Indeed, a number of research studies indicate that gay men have much higher rates of depression than heterosexual men, with some research showing rates that are three times higher. Likewise, a Canadian study showed that around 50 per cent of gay men had experienced suicidal ideation. This is more than six times higher than the reported rates for heterosexual men.
What is causing these mental health issues? There are a number of common themes across studies.
Firstly, studies show that gay men who experience rejection, harassment and victimization have a higher risk of mental health issues. This can affect self-worth and sense of physical and psychological safety, often leading to self-isolation, loneliness and low self-esteem.
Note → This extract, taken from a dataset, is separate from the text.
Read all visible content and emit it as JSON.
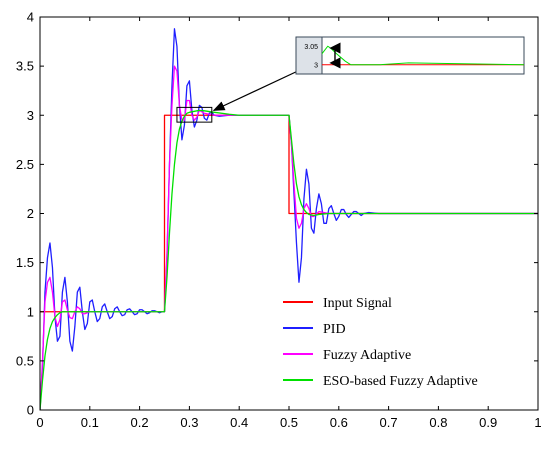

Secondly, gay men with serious physical health issues have higher rates of mental health problems. Gay men with HIV/AIDS have a particularly high rate of suicide in the first year after diagnosis, an important issue as around 40,000 gay Canadian men are HIV-positive.
Thirdly, gay men who are conflicted about their sexual identity appear to have higher rates of mental health issues. This may arise due to conflict with family, as well as with other values held dear by the individual (for example, religious faith), leading to confusion and self-doubt.
Hope and recovery
Much research indicates that involvement in meaningful and purposeful activity is a hedge against mental health issues in gay and straight people alike. This includes gainful employment, social participation and community involvement. This is encapsulated in the inspiring video below about the life and work of Bill Bissett, one of Canada's most celebrated (and openly gay) poets.
More specifically, researchers have examined the effect of same-sex marriage laws on the mental health of gay men. Numerous studies show that married gay men suffer fewer mental health issues than unmarried gay men.
Interestingly, one American study indicated a significant decrease in suicidal behaviour and mental health consults by gay men after the legalization of same-sex marriage. But one Swedish study showed less of an effect, indicating that men in a same-sex marriage had a higher risk of suicide than women in a same-sex marriage, indicating particular challenges for gay men.
The unique experience of gay men is often obscured as policy and practice rarely treats this demographic as a separate community with specific challenges and issues.
Instead, gay men are often lumped together with other disparate groups to make up the amorphous "LGBTQ community." Using this wider umbrella term dilutes the experience of gay men per se, and a more granular approach may go some way to better understanding underlying issues.
November is a chance to take stock of outstanding issues faced by men in today's society. Gay men face a set of specific challenges which need addressing. Let's not forget that.